Ein Jugendzimmer irgendwo zwischen Prenzlauer Berg und Provinz, später Nachmittag. Auf dem Teppich: eine Gitarre mit halb verstimmten E-Saiten, ein Kapodaster und ein Handy, das ein paar Akkorde anzeigt. Und dann passiert etwas, das den Streaming-Charts wehtun müsste: Es erklingt nicht der Song, der gerade jede Social-Media-Timeline flutet. Es erklingt Metallicas „Nothing Else Matters“. Von 1991.Genau dieses Auseinanderdriften hat der Akkord-Dienst Chordify vermessen – eine Plattform, die Songs analysiert und für Gitarre, Klavier und Ukulele in Akkorde übersetzt. Ausgewertet wurden die beliebtesten Suchanfragen von Nutzerinnen und Nutzern aus Deutschland von 2020 bis 2025; jeweils abgeglichen mit den jeweiligen Spotify-Sommerhits. Das Resultat ist so schlicht wie schön: Wir hören das eine und spielen das andere.

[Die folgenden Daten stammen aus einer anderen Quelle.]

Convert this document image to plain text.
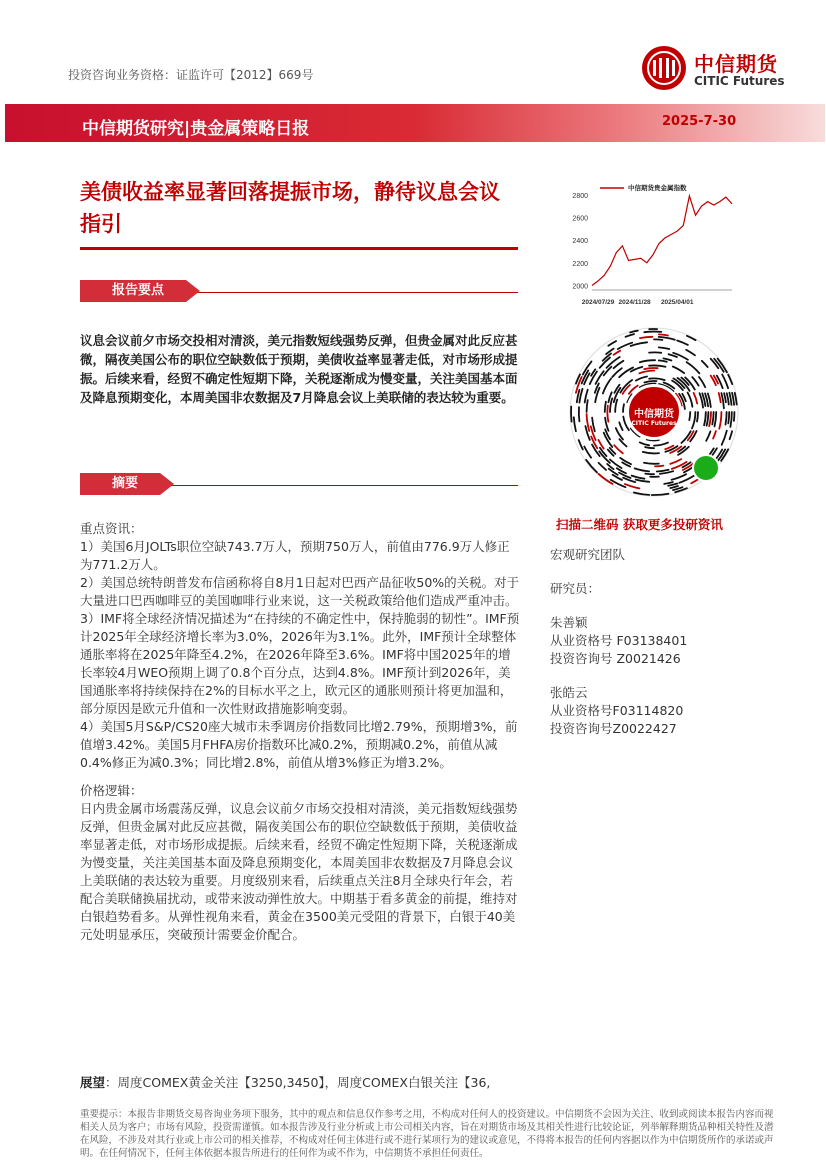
投资咨询业务资格：证监许可【2012】669号	中信期货
CITIC Futures
中信期货研究|贵金属策略日报	2025-7-30
美债收益率显著回落提振市场，静待议息会议指引
报告要点
议息会议前夕市场交投相对清淡，美元指数短线强势反弹，但贵金属对此反应甚微，隔夜美国公布的职位空缺数低于预期，美债收益率显著走低，对市场形成提振。后续来看，经贸不确定性短期下降，关税逐渐成为慢变量，关注美国基本面及降息预期变化，本周美国非农数据及7月降息会议上美联储的表达较为重要。
摘要

重点资讯：

1）美国6月JOLTs职位空缺743.7万人，预期750万人，前值由776.9万人修正为771.2万人。

2）美国总统特朗普发布信函称将自8月1日起对巴西产品征收50%的关税。对于大量进口巴西咖啡豆的美国咖啡行业来说，这一关税政策给他们造成严重冲击。

3）IMF将全球经济情况描述为“在持续的不确定性中，保持脆弱的韧性”。IMF预计2025年全球经济增长率为3.0%，2026年为3.1%。此外，IMF预计全球整体通胀率将在2025年降至4.2%，在2026年降至3.6%。IMF将中国2025年的增长率较4月WEO预期上调了0.8个百分点，达到4.8%。IMF预计到2026年，美国通胀率将持续保持在2%的目标水平之上，欧元区的通胀则预计将更加温和，部分原因是欧元升值和一次性财政措施影响变弱。

4）美国5月S&P/CS20座大城市未季调房价指数同比增2.79%，预期增3%，前值增3.42%。美国5月FHFA房价指数环比减0.2%，预期减0.2%，前值从减0.4%修正为减0.3%；同比增2.8%，前值从增3%修正为增3.2%。

价格逻辑：

日内贵金属市场震荡反弹，议息会议前夕市场交投相对清淡，美元指数短线强势反弹，但贵金属对此反应甚微，隔夜美国公布的职位空缺数低于预期，美债收益率显著走低，对市场形成提振。后续来看，经贸不确定性短期下降，关税逐渐成为慢变量，关注美国基本面及降息预期变化，本周美国非农数据及7月降息会议上美联储的表达较为重要。月度级别来看，后续重点关注8月全球央行年会，若配合美联储换届扰动，或带来波动弹性放大。中期基于看多黄金的前提，维持对白银趋势看多。从弹性视角来看，黄金在3500美元受阻的背景下，白银于40美元处明显承压，突破预计需要金价配合。

展望：周度COMEX黄金关注【3250,3450】，周度COMEX白银关注【36,
重要提示：本报告非期货交易咨询业务项下服务，其中的观点和信息仅作参考之用，不构成对任何人的投资建议。中信期货不会因为关注、收到或阅读本报告内容而视相关人员为客户；市场有风险，投资需谨慎。如本报告涉及行业分析或上市公司相关内容，旨在对期货市场及其相关性进行比较论证，列举解释期货品种相关特性及潜在风险，不涉及对其行业或上市公司的相关推荐，不构成对任何主体进行或不进行某项行为的建议或意见，不得将本报告的任何内容据以作为中信期货所作的承诺或声明。在任何情况下，任何主体依据本报告所进行的任何作为或不作为，中信期货不承担任何责任。
2000
2200
2400
2600
2800
2024/07/29 2024/11/28 2025/04/01
中信期货贵金属指数
中信期货
CITIC Futures
扫描二维码 获取更多投研资讯

宏观研究团队

研究员：

朱善颖

从业资格号 F03138401

投资咨询号 Z0021426

张皓云

从业资格号F03114820

投资咨询号Z0022427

Warum Streaming-Erfolge selten Lernhits werden
Man kann sich das als kleine Demütigung der von Algorithmen kontrollierten Aufmerksamkeitsökonomie vorstellen. „Blinding Lights“ von The Weeknd, „Beggin’“ von Måneskin, „As It Was“ von Harry Styles, „Birds of a Feather“ von Billie Eilish: Songs, die bei den Streaminganbietern ganze Sommer eingenommen und die Feeds gefüllt haben. Und im Wohnzimmer? Höfliches Desinteresse.„Beggin’“ von Måneskin, 2021 Streaming-Nummer-eins in Deutschland, taucht bei Chordify als Lernhit schlicht nicht auf. „Birds of a Feather“ von Billie Eilish schaffte es 2024 nicht mal in die Top 50. Und „Good Luck, Babe!“ von Chappell Roan blieb beim Nachspielen weit hinter seinem Streaming-Ruhm zurück. Viral heißt eben nicht immer auch: gut spielbar.